Artificial intelligence models that promise to accelerate antibody drug development are falling short when put to rigorous tests, according to recent research from the Department of Statistics’ Oxford Protein Informatics Group.
The study, published in Nature Computational Science, shows that building AI that can reliably predict how molecular changes affect antibody performance will require experimental datasets orders of magnitude larger than those currently available.
The findings highlight a key bottleneck in computational drug discovery, where impressive-looking AI results often don't translate to real-world pharmaceutical applications – particularly in the development of antibody-based therapies.
Lead author Dr Alissa Hummer said: 'Overconfidence in the performance of AI models does not serve their ultimate purpose. We need to have an unbiased understanding of how well models work to move them beyond publications to improving drug development.'
In medicine, antibodies, the engineered versions of proteins that our immune systems use to recognise and neutralise threats, have become some of the most successful treatments for cancer, autoimmune diseases and other conditions. How tightly an antibody binds to its target, known as its binding affinity, largely determines whether a therapy will work.
Optimising antibodies has typically required thousands of laboratory experiments. AI promises to narrow that effort by predicting which changes might improve binding before costly laboratory testing begins. But current approaches suffer from a basic flaw: they appear accurate when tested initially but fail when evaluated more stringently. The models memorise patterns from very similar examples rather than learning the underlying principles.
Oxford researchers developed an AI model called Graphinity that reads the three-dimensional structure around where an amino acid change occurs in an antibody–target complex. The model appeared highly accurate when tested using standard approaches, but when the team applied stricter evaluations that prevented similar antibodies from appearing in both training and test sets, performance dropped by more than 60 per cent. The model was overfitting to the limited diversity in current datasets rather than learning transferable scientific principles.
The problem is not limited to this approach; it affects the entire field. Previous methods showed similar failures when subjected to rigorous evaluation.
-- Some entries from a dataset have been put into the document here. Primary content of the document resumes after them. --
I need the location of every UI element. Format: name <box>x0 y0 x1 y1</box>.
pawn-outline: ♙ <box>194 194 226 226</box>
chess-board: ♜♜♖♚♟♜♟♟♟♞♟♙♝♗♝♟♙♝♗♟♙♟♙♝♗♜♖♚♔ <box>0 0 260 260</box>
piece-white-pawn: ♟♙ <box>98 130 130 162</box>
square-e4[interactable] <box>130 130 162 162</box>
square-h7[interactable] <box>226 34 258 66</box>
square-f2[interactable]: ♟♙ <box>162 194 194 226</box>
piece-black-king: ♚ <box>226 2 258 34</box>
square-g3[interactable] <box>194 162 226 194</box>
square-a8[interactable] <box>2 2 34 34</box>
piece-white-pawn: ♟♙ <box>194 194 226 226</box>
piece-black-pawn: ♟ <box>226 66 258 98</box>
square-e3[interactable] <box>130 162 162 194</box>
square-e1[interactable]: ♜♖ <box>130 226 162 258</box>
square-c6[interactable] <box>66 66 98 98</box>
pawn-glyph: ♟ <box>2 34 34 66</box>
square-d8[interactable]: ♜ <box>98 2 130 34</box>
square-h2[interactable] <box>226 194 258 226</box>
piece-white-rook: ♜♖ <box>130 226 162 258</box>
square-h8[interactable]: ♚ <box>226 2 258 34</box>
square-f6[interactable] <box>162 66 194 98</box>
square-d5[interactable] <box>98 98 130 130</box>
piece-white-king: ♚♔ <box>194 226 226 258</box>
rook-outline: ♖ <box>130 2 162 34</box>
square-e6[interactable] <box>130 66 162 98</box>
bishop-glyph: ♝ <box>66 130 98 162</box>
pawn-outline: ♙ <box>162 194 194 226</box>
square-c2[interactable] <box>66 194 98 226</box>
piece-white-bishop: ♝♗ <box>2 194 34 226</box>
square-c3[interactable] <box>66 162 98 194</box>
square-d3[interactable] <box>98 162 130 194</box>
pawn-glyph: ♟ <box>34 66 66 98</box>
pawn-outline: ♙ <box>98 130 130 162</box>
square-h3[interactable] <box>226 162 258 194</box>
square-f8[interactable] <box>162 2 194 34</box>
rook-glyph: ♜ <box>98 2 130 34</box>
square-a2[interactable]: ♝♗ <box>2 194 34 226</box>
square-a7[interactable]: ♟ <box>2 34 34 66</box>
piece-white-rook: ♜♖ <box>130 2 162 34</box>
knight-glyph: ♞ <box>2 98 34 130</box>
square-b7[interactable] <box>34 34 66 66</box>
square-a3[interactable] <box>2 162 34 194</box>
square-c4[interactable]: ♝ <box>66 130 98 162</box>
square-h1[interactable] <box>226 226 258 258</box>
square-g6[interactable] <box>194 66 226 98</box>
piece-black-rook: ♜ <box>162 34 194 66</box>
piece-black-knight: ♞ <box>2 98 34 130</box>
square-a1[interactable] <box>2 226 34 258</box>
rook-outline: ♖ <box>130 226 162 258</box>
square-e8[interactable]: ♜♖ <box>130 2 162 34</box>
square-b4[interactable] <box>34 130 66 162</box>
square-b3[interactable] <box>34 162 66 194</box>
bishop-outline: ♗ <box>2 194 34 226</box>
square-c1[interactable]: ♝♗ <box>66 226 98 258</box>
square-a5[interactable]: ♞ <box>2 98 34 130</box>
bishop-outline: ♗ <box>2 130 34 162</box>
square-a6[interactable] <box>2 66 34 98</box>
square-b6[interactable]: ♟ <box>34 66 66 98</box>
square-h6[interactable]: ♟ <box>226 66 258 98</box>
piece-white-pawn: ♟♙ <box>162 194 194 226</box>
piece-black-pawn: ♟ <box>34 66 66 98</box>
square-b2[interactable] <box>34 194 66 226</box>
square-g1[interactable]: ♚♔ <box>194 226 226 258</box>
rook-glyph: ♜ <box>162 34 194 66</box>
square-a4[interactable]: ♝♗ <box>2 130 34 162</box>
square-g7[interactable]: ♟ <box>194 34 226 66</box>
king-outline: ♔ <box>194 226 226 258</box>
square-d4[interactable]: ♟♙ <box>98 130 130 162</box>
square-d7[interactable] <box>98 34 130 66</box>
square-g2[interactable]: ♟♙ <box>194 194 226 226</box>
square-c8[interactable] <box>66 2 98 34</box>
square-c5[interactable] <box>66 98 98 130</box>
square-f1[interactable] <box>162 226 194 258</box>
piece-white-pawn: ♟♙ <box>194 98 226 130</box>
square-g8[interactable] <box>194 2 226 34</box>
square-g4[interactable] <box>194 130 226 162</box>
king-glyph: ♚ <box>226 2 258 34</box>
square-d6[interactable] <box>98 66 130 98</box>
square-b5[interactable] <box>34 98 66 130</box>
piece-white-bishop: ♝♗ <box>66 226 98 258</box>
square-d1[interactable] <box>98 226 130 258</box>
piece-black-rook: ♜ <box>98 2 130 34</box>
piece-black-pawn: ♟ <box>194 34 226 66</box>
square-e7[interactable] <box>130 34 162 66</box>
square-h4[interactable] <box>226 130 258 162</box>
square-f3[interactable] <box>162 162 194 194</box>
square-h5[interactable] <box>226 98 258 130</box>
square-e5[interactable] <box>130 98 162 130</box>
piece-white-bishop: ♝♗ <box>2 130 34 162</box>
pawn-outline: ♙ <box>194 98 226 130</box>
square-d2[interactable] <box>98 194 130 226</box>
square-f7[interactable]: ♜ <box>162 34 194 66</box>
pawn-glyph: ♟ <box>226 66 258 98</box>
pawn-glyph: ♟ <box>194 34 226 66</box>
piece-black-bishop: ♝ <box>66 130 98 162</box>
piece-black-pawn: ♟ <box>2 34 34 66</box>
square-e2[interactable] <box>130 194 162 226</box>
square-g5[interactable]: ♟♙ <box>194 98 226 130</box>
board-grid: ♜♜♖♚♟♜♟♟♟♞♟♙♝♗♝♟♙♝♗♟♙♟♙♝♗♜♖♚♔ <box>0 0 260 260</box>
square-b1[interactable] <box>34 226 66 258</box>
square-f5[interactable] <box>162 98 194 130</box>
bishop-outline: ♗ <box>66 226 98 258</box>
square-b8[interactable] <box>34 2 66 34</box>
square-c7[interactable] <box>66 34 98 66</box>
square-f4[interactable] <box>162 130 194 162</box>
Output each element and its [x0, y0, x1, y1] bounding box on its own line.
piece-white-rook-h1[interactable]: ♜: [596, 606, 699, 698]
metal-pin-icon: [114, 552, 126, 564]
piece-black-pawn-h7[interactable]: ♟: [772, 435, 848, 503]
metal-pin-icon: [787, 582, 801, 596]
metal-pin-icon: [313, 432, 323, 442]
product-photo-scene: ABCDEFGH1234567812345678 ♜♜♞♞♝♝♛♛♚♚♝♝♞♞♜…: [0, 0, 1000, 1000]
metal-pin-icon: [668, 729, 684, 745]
The underlying problem is the small size and limited diversity of current experimental datasets, which contain only a few hundred mutations from a small number of antibody–target pairs.
The research team created synthetic datasets more than 1,000 times larger than current experimental collections to understand what would be needed for robust predictions. Using physics-based computational tools, they generated binding affinity data for almost one million antibody mutations, and on these larger, more diverse datasets AI performance remained strong even under strict testing conditions. Learning curve analyses revealed that meaningful progress likely requires at least 90,000 experimentally measured mutations – roughly 100 times more than the largest current experimental dataset.
To validate the approach on real experimental data, Graphinity was applied to a dataset of over 36,000 variants of trastuzumab, the breast cancer drug Herceptin. The model successfully distinguished binding from non-binding variants, achieving performance comparable to previous methods whilst offering better potential for generalisation to new antibody–target pairs.
Current experimental datasets are heavily skewed, with over half the mutations in one major database involving changes to one amino acid, alanine. This lack of diversity means models struggle to generalise beyond the narrow patterns they have seen during training. 'Our study shows that robust AI models need not just more data, but more varied data,' said co-author Dr Lewis Chinery.
More varied data, together with fairer evaluation through blind community challenges such as CASP, AIntibody and Ginkgo’s AbDev, will be important to the development of realistic benchmarks for antibody AI.
The need for more diverse datasets and more rigorous benchmarks points to a broader lesson across computational biology. Progress now depends more on systematic data collection than on algorithmic innovations. 'Data that has been generated to answer specific biological questions is inherently different from the data that is needed to build generalisable AI models,' said Dr Hummer. 'Until we build datasets specifically for AI development, there will be a ceiling to the predictive power we can achieve.'
The full paper ‘Investigating the volume and diversity of data needed for generalizable antibody–antigen ΔΔG prediction’ was published in Nature Computational Science
The research was supported by the UKRI Medical Research Council, Engineering and Physical Sciences Research Council, Biotechnology and Biological Sciences Research Council, AstraZeneca, and GlaxoSmithKline.